Compromise, in Mrs Chadwick’s opinion, was as ineffectual as patching a worn-out garment; the worn-out garment could but fulfil its destiny, and become rags. But she let the subject drop. It could be revived at some future date. The schools were being slowly drawn into the network of her revolutionary schemes for the modernising of Moresby.

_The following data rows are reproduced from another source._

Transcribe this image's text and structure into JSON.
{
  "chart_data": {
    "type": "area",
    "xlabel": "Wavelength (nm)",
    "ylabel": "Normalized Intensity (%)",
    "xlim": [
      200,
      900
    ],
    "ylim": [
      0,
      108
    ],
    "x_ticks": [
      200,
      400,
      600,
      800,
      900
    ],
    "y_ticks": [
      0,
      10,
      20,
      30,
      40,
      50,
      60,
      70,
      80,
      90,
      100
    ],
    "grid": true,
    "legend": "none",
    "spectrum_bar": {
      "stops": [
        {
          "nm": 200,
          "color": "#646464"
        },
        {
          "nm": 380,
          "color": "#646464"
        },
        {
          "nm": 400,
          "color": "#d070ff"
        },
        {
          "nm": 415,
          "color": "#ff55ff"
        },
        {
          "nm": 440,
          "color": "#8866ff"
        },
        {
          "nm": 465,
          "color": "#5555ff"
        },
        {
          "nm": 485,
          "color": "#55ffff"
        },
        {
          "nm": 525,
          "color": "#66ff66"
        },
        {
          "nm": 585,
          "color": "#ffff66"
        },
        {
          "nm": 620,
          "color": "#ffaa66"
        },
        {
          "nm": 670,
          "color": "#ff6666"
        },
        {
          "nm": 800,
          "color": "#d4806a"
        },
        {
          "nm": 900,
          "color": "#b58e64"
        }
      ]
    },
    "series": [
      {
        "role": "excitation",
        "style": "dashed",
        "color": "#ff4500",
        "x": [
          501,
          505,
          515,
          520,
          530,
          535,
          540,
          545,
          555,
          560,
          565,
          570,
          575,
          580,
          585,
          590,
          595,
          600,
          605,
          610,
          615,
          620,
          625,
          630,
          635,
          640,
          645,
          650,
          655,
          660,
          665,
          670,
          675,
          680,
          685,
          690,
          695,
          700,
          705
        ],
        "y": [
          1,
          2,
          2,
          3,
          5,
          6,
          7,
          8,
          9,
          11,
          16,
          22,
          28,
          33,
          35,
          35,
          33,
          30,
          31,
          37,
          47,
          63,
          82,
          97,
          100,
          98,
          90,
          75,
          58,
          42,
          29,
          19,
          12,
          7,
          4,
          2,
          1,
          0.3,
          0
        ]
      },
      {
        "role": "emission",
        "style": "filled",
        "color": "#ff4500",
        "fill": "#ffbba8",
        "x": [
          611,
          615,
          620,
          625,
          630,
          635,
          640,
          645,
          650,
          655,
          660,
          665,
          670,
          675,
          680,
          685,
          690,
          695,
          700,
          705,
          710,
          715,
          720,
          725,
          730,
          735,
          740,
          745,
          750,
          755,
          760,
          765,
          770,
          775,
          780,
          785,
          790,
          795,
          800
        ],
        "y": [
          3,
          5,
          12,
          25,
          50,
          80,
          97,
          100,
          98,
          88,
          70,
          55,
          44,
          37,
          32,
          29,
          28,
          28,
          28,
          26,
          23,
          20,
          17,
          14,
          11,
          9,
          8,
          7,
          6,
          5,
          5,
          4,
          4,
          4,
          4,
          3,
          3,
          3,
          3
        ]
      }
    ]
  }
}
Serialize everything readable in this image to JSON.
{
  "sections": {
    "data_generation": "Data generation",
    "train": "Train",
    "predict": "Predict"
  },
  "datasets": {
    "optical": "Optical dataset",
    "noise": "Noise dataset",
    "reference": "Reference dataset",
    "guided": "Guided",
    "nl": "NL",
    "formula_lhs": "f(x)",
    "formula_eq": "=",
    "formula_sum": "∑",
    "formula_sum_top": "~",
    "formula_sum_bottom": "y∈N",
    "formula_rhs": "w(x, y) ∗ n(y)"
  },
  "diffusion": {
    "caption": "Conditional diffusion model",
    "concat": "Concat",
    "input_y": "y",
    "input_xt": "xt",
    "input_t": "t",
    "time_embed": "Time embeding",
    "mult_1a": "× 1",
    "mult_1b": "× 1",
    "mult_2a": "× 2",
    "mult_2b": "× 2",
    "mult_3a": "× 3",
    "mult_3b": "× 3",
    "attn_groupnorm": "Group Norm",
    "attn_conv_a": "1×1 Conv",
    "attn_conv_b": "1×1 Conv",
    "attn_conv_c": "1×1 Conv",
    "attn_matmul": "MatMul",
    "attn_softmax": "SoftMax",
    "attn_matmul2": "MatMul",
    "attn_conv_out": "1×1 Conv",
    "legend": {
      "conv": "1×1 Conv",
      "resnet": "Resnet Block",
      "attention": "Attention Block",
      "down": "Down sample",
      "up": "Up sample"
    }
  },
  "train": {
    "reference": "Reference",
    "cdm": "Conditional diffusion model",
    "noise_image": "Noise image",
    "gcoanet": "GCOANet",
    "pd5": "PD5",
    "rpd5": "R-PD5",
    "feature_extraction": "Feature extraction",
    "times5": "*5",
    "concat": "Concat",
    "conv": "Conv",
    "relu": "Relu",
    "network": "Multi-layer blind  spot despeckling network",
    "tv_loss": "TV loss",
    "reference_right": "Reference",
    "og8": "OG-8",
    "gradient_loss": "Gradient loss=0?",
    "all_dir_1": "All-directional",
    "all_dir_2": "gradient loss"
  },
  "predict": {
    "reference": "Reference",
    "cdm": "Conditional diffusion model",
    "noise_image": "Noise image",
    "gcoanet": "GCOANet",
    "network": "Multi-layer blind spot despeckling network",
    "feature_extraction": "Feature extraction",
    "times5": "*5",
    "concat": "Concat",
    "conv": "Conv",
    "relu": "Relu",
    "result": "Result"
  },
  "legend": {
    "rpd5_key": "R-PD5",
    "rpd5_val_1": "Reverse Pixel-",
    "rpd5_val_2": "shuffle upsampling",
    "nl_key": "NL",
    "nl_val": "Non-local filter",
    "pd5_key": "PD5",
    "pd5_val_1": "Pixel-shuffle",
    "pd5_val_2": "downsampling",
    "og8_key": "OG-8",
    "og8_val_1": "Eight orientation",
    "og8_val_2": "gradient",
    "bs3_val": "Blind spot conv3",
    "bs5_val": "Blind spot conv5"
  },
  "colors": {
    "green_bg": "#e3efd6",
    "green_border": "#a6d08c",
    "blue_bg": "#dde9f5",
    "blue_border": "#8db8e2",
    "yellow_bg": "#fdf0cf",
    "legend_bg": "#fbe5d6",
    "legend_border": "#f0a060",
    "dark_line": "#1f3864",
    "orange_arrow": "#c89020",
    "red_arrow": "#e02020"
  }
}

Miss Simpson, less diplomatic, and more assertive than Mrs Sommers, showed her disapproval by abruptly changing the subject, and introducing an entirely new, and, in Mrs Chadwick’s opinion, distinctly quaint topic of conversation. She referred with considerable vim to certain matters of local importance which had been given prominence in the pages of the current number of the Parish Magazine. Mrs Chadwick betrayed such absorbed interest in these matters that Miss Simpson was beguiled into inquiring whether she had seen the current number of the Parish Magazine. She spoke of the magazine as a lover of the poets might speak of the works of Shakespeare, with a certain reverential awe for the importance of proved literary merit. Mrs Chadwick wore the vaguely distressed look that a well-read woman wears on discovering an unsuspected limitation in her literary attainments. She had not even heard before of the Parish Magazine.
“I am afraid I don’t know it,” she answered. “There are such a number of magazines, aren’t there? And so many new ones always coming out. One can’t keep pace with these things. I stick to the old magazines, like the Century, and the Strand, and the Contemporary Review. If one ought to read the Parish Magazine, of course I should wish to.”